I rarely write about plays because I find many just instant
gratification and lacking substance or in desperate need of an editor. At the Lensic theater in Santa Fe, however, we
saw a play that for me was just the opposite.
“Freud’s Last Session” recently came off a two year run Off
Broadway in New York where they needed to move to a larger theater mid-run. It was written by Mark St. Germain and
presented by the Fusion Theater Company from Albuquerque (60 miles from Santa
Fe). The Fusion has been extremely professional
in their productions and they have gained the privilege of often getting the
rights to do new plays first in regional theater. They then take the shows on the road to
several venues in New Mexico.
Scott Harrison (CS Lewis) & Gregory Wagrowski (Sigmund Freud ) |
Obviously, they must travel with their sets and much of
their technical equipment which is supplemented by the local theater that they
are playing in. The Lensic, an old movie
house, was totally converted to a stage and film theater with the support of William
and Nancy Zeckendorf. It is today state
of the art and further improvements to keep the theater technically up to date
are continuously being planned.
Maybe, I have a particular interest in Freud because my
grandfather was a psychiatrist in Frankfurt, Germany and shot by one of his
patients when my mother was a child. So
I never knew him but my mother said that he was a pupil of Freud’s. In college I took courses in psychology and
philosophy so “Freud’s Last Session” was of particular interest to me.
We all know who Sigmund Freud (1856-1939) was, the father of
psychiatry, but C.S. Lewis (1898-1963)
is less known in the United States.
Lewis is probably most recognized on this side of the pond for his
novel, “The Chronicles of Narnia”, but he was also a medievalist, poet, lay
theologian among other talents. In this
play he is the protagonist, trying to give a logical basis for the Christian
faith and this is the crux of the play because Freud is well known as an
atheist. Though these men were contemporaries
this meeting is totally hypothetical.
It all takes place in
Freud’s study in Hampstead, London in September of 1939, just before the
outbreak of World War II. It has a
chair, a couch, a desk and extensive library.
The books looked very real and we do not know if they were but I had
this vision of re-shelving all those books for a two-night stand. Under the direction of the Fusion’s resident
director Jacqueline Reid, a founding member of the Fusion theater, the two
actors in this production, Gregory Wagrowski as Sigmund Freud and Scott
Harrison as C.S. Lewis keep the play moving with psychological tension.

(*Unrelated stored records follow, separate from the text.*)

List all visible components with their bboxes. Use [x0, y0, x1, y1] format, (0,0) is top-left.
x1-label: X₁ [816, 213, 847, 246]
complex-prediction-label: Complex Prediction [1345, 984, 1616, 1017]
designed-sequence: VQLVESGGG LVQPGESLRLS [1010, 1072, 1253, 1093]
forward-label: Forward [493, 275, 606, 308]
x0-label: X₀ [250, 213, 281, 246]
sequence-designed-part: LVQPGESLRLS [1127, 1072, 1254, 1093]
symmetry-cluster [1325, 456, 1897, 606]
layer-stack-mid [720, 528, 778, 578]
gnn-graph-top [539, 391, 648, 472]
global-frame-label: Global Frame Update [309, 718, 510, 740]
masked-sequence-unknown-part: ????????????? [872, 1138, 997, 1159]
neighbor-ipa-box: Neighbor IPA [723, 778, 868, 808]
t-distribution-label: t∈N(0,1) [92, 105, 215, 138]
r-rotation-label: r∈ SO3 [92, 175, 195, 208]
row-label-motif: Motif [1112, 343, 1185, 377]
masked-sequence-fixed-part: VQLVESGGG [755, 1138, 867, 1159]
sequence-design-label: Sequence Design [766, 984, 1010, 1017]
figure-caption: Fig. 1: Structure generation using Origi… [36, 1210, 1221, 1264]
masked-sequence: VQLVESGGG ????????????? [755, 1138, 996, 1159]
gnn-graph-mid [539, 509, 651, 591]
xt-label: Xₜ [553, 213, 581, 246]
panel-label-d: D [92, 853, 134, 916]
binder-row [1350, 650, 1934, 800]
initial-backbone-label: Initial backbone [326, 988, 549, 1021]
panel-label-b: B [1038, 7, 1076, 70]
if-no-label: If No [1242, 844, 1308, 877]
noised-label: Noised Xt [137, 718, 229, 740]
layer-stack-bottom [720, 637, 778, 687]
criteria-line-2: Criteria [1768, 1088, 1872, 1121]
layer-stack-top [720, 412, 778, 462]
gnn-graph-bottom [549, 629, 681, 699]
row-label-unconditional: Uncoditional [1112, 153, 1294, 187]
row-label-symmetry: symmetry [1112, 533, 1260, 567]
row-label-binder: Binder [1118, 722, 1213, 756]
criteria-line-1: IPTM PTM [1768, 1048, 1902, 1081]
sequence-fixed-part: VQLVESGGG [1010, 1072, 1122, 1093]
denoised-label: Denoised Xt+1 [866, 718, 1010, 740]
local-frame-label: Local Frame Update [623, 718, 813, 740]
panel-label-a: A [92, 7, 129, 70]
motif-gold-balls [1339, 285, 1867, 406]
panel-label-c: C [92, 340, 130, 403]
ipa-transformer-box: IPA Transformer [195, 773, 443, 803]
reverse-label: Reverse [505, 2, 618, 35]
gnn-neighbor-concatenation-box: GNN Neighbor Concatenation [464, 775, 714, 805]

The play is set three months before Freud’s death and he appears
seriously ill, having coughing seizures, yet his mind is still sharp and he is
still perfectly capable of expressing himself forcefully. During their encounter Freud tunes into the BBC from time to
time listening to Churchill warning of the coming war. At one point there is an air raid siren heard
throughout the area. It is only a
rehearsal but it presages the terrible blitz that will soon come to
England. (I remember my aunt, who lived
not that far from Freud, speaking of the air raid drills and then the actual
air raids and the nights spent in bomb shelters with hundreds of others.) Lewis panics, Freud is quite cool about the
whole thing. Did Lewis’ faith let him
down? Did Freud feel he had nothing to fear since he was going to die soon
anyway? These are the kinds of questions
that come up in the course of the play, often very directly and sometimes more subtly.
Martin Rayner & Mark H. Dold from the original New York cast |
Freud too knows fear, however, and this is evidenced when his
doctor calls to say
he cannot come to alleviate some of Freud’s pain and Freud is not able to get his daughter on
the phone so that she can come home to remove the ill-fitting prosthetic he had
to wear after the removal of his upper jaw and palate. Both Freud and Lewis are vulnerable but each
clings fervently to his beliefs.
I have read reviews from the New York, San Francisco and the Chicago productions and not everyone loved
it but it is clear to me that when you
have a well written play what is left is up to the director and the
actors. I think both were in top form
for the performance that we saw. After
that, what more can you ask from a play than a discussion of universal ideas by
2 intellectual giants using logic and incisive wit? As my son said, it gets your mind whirring!